His coach, Bill Parcells, has schemes made to order that let Taylor take a running start so he can crash in from the right side. "When he came up in '81," Young says, "his play became the stereotype for that position, especially on the right side, the open side away from the tight end. It caused a lot of teams to reevaluate the role of the rightside backer as a constant blitzer."
There is a tendency for people who have short memories to refer to Taylor as the greatest outside linebacker in history—though he has played only four NFL seasons. His game is still not complete. They forget, for instance, the Chiefs' Bobby Bell, the first of the great size-and-speed linebackers, or Ted Hendricks, who disrupted opposing offenses for 15 years, or the Steelers' Jack Ham, who would be my choice as the best ever.

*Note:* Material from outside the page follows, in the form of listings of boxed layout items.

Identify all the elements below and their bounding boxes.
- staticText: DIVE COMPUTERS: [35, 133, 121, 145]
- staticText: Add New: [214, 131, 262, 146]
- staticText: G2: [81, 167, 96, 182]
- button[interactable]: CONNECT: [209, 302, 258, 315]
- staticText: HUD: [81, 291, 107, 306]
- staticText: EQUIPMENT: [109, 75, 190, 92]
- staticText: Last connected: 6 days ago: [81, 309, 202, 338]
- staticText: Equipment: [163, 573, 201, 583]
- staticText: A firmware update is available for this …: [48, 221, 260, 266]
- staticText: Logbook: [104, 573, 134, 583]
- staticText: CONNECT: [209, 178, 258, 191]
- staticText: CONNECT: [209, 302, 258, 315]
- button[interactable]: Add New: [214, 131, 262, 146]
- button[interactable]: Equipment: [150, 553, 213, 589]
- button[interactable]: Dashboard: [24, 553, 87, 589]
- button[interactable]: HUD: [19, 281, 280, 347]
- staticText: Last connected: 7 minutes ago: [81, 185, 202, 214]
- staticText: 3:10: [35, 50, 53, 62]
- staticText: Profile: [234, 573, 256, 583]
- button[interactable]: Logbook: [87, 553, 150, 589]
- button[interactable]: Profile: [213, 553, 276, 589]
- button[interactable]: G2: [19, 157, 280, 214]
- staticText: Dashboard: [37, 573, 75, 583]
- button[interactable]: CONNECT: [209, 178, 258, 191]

Ham never weighed as much as 220. None of the Steel Curtain linebackers did. Chuck Noll was looking for beef on the line and speed and smarts behind it. Ham didn't blitz much, although with his 4.65 speed (people forget he was that fast) and great savvy he would have been good at it. Guys like Joe Greene and L.C. Greenwood did the pass rushing, thank you kindly. But Ham was the perfect technician. He came to the Steelers well-schooled in the subtle techniques, such as pass drops, which he learned at Penn State under linebacking coach Dan Radakovich, an NFL assistant for 11 years. Penn State, which played a 4-4 defense, was one of the few college teams that had two outside men with pure linebacker responsibility, rather than the combination of stand-up end and linebacker that you see nowadays. It's one of the reasons that the school produced so many well-schooled outside backers for the pros.